Em outro encontro com Safira no território percebo ela bem mais vitalizada e andava com a mão nas costas empurrando a barriga para frente, acredito que como forma de mostrar que estava grávida. Acompanhada de uma colega pediu que a equipe afirmasse publicamente que estava fazendo pré-natal e brincou: “Mostra meu cartão de pré-natal. Eu faço pré-natal direitinho minha filha!”. Fazer o pré-natal era como se fosse um atestado de que estava fazendo parte ou cumprindo esse “rito social” da forma esperada socialmente, como ela mesma disse: “não sou qualquer uma”.
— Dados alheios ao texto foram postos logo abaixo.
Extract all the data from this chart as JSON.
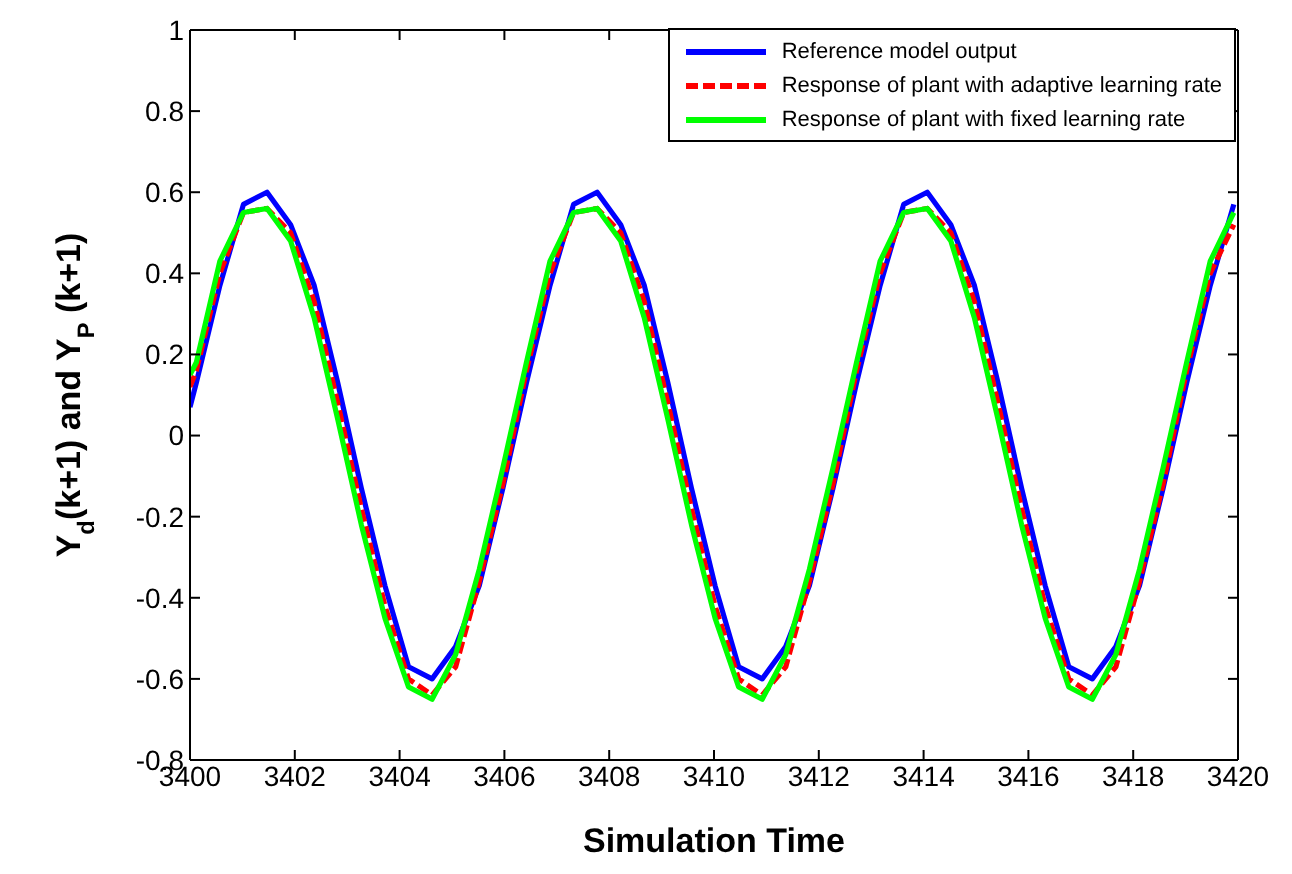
{
  "chart_data": {
    "type": "line",
    "xlabel": "Simulation Time",
    "ylabel": "Y$_{d}$(k+1) and Y$_{P}$ (k+1)",
    "x": [
      3400,
      3400.12,
      3400.57,
      3401.02,
      3401.47,
      3401.92,
      3402.37,
      3402.82,
      3403.27,
      3403.72,
      3404.17,
      3404.62,
      3405.07,
      3405.52,
      3405.97,
      3406.42,
      3406.87,
      3407.32,
      3407.77,
      3408.22,
      3408.67,
      3409.12,
      3409.57,
      3410.02,
      3410.47,
      3410.92,
      3411.37,
      3411.82,
      3412.27,
      3412.72,
      3413.17,
      3413.62,
      3414.07,
      3414.52,
      3414.97,
      3415.42,
      3415.87,
      3416.32,
      3416.77,
      3417.22,
      3417.67,
      3418.12,
      3418.57,
      3419.02,
      3419.47,
      3419.92
    ],
    "series": [
      {
        "name": "Reference model output",
        "color": "#0000ff",
        "line_style": "solid",
        "values": [
          0.07,
          0.13,
          0.37,
          0.57,
          0.6,
          0.52,
          0.37,
          0.13,
          -0.13,
          -0.37,
          -0.57,
          -0.6,
          -0.52,
          -0.37,
          -0.13,
          0.13,
          0.37,
          0.57,
          0.6,
          0.52,
          0.37,
          0.13,
          -0.13,
          -0.37,
          -0.57,
          -0.6,
          -0.52,
          -0.37,
          -0.13,
          0.13,
          0.37,
          0.57,
          0.6,
          0.52,
          0.37,
          0.13,
          -0.13,
          -0.37,
          -0.57,
          -0.6,
          -0.52,
          -0.37,
          -0.13,
          0.13,
          0.37,
          0.57
        ]
      },
      {
        "name": "Response of plant with adaptive learning rate",
        "color": "#ff0000",
        "line_style": "dashed",
        "values": [
          0.12,
          0.16,
          0.4,
          0.55,
          0.56,
          0.5,
          0.33,
          0.08,
          -0.18,
          -0.42,
          -0.6,
          -0.64,
          -0.57,
          -0.36,
          -0.12,
          0.16,
          0.4,
          0.55,
          0.56,
          0.5,
          0.33,
          0.08,
          -0.18,
          -0.42,
          -0.6,
          -0.64,
          -0.57,
          -0.36,
          -0.12,
          0.16,
          0.4,
          0.55,
          0.56,
          0.5,
          0.33,
          0.08,
          -0.18,
          -0.42,
          -0.6,
          -0.64,
          -0.57,
          -0.36,
          -0.12,
          0.16,
          0.4,
          0.52
        ]
      },
      {
        "name": "Response of plant with fixed learning rate",
        "color": "#00ff00",
        "line_style": "solid",
        "values": [
          0.15,
          0.18,
          0.43,
          0.55,
          0.56,
          0.48,
          0.29,
          0.04,
          -0.22,
          -0.45,
          -0.62,
          -0.65,
          -0.54,
          -0.33,
          -0.08,
          0.18,
          0.43,
          0.55,
          0.56,
          0.48,
          0.29,
          0.04,
          -0.22,
          -0.45,
          -0.62,
          -0.65,
          -0.54,
          -0.33,
          -0.08,
          0.18,
          0.43,
          0.55,
          0.56,
          0.48,
          0.29,
          0.04,
          -0.22,
          -0.45,
          -0.62,
          -0.65,
          -0.54,
          -0.33,
          -0.08,
          0.18,
          0.43,
          0.55
        ]
      }
    ],
    "xlim": [
      3400,
      3420
    ],
    "xticks": [
      3400,
      3402,
      3404,
      3406,
      3408,
      3410,
      3412,
      3414,
      3416,
      3418,
      3420
    ],
    "ylim": [
      -0.8,
      1
    ],
    "yticks": [
      -0.8,
      -0.6,
      -0.4,
      -0.2,
      0,
      0.2,
      0.4,
      0.6,
      0.8,
      1
    ],
    "grid": false,
    "legend": "top right",
    "marker": "none"
  }
}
Sua fala remete à concepção de Filho e Moura (1998) sobre a humilhação social como modalidade de angústia, resultante do impacto traumático da desigualdade de classes. A humilhação, para os pobres (aqui situo à PSR), é uma realidade sentida no cotidiano como iminente, sempre à espreita, sendo que o sentimento de não possuir direitos, de parecer desprezível e repugnante lhes é imposto, como se fossem seres que ninguém vê.
Corpos como o de Safira têm sua cidadania negada e são colocados socialmente num lugar de nenhum valor. Durante os meses de campo etnográfico, Safira relatou diversas violências do tráfico, da segurança pública e até mesmo institucional a partir do abrigamento compulsório de seu bebê baseado na “justificativa” que tratava-se de mulher em situação de rua e usuária de drogas. Destaca-se, que grande parte dessas violências foram narradas com naturalidade e como algo cotidiano.


Conclusões/Considerações finais
A etnografia permitiu captar a percepção das interações sociais no desenrolar da vida social, o que colocou a pesquisadora em contato com a cena quando ela se produz, possibilitando captar particularidades desses locais e compreender a dinâmica dos territórios e dos sujeitos (usuários do serviço e trabalhadores) para além dos estereótipos.
A atuação do CnaR numa lógica de baixa exigência (diretriz do Ministério da Saúde para os serviços que atuam com a população em situação de rua e no campo de álcool e drogas), sem colocar sobre o outro uma expectativa de um modelo ideal, com escuta e vínculo, possibilitou adesão o cuidado em saúde, respeitando os limites individuais de Safira e a equipe seguiu arquitetando junto dela, cotidianamente, novas possibilidades de uma vida mais saudável, pois a interação do cuidado só se efetiva quando o usuário está na centralidade desse processo.
Referências
FILHO G. MOURA J. Humilhação social - um problema político em psicologia. Psicologia USP, v. 9, p. 11–67, 1998.
MAGNANI JGC. De perto e de dentro: notas para uma etnografia urbana. Revista Brasileira de Ciências Sociais, v. 17, n. 49, p. 11–29, jun. 2002.
SOTERO M. Vulnerabilidade e vulneração: população de rua, uma questão ética. Revista Bioética, v. 19, n. 3, 27 dez. 2011.